Something I’ve been thinking about lately… when first setting up a domain for Cloudflare DNS, you have to set the domain’s nameservers to two specific values, for example, john.ns.cloudflare.com and jane.ns.cloudflare.com, for ownership verification.
However, all the domains in my account use the same pair of nameservers. Even after domains are transferred to Cloudflare Registrar, and even new domains that are registered from scratch via Cloudflare Registrar, they still use that same pair of nameservers.
A very old blog post stated that there are 2550 different nameserver pairs, meaning there are probably multiple Cloudflare customers that get assigned to each pair, but I don’t know if that number is still accurate.
Even if the nameserver pair on its own isn’t enough to uniquely identify a customer, it seems like combining that with other data (for example, since Cloudflare Registrar doesn’t redact Country & State WHOIS data, you have at least two additional data points to compare) you could get a reasonably level of certainty that two domains are owned by the same person.
So some questions:
Why does Cloudflare use the same nameserver pair for all domains on an account?
Is there a way to request that each domain be assigned a different nameserver pair?
When domains have been transferred to Cloudflare Registrar, why do they still use the same nameserver pair, even though there’s no longer the same need for domain ownership verification?

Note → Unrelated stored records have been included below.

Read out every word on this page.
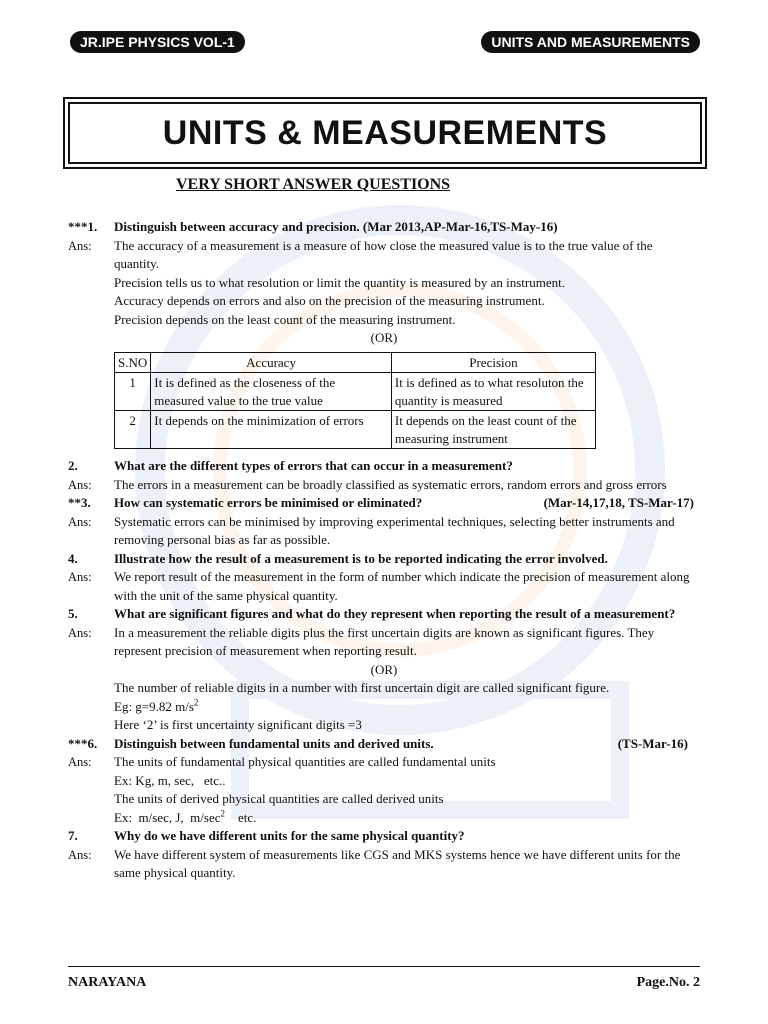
JR.IPE PHYSICS VOL-1	UNITS AND MEASUREMENTS
UNITS & MEASUREMENTS
VERY SHORT ANSWER QUESTIONS
***1.	Distinguish between accuracy and precision. (Mar 2013,AP-Mar-16,TS-May-16)
Ans:	The accuracy of a measurement is a measure of how close the measured value is to the true value of the quantity.
Precision tells us to what resolution or limit the quantity is measured by an instrument.
Accuracy depends on errors and also on the precision of the measuring instrument.
Precision depends on the least count of the measuring instrument.
(OR)
S.NO	Accuracy	Precision
1	It is defined as the closeness of the measured value to the true value	It is defined as to what resoluton the quantity is measured
2	It depends on the minimization of errors	It depends on the least count of the measuring instrument
2.	What are the different types of errors that can occur in a measurement?
Ans:	The errors in a measurement can be broadly classified as systematic errors, random errors and gross errors
**3.	How can systematic errors be minimised or eliminated?	(Mar-14,17,18, TS-Mar-17)
Ans:	Systematic errors can be minimised by improving experimental techniques, selecting better instruments and removing personal bias as far as possible.
4.	Illustrate how the result of a measurement is to be reported indicating the error involved.
Ans:	We report result of the measurement in the form of number which indicate the precision of measurement along with the unit of the same physical quantity.
5.	What are significant figures and what do they represent when reporting the result of a measurement?
Ans:	In a measurement the reliable digits plus the first uncertain digits are known as significant figures. They represent precision of measurement when reporting result.
(OR)
The number of reliable digits in a number with first uncertain digit are called significant figure.
Eg: g=9.82 $m/s^2$
Here ‘2’ is first uncertainty significant digits =3
***6.	Distinguish between fundamental units and derived units.	(TS-Mar-16)
Ans:	The units of fundamental physical quantities are called fundamental units
Ex: Kg, m, sec,   etc..
The units of derived physical quantities are called derived units
Ex:  m/sec, J,  $m/\sec^2$    etc.
7.	Why do we have different units for the same physical quantity?
Ans:	We have different system of measurements like CGS and MKS systems hence we have different units for the same physical quantity.
NARAYANA	Page.No. 2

When a new domain is registered through Cloudflare Registrar, why does it still use the same nameserver pair, even though there’s no need for domain ownership verification?
I suppose you could work around this by using multiple Cloudflare accounts (such that each account gets a different pair of nameservers) however that seems like it could carry its own problems and limitations as well as being cumbersome to manage.
I know most people probably don’t care if someone can compile a list of all their domains just by correlating WHOIS data, but some people might care.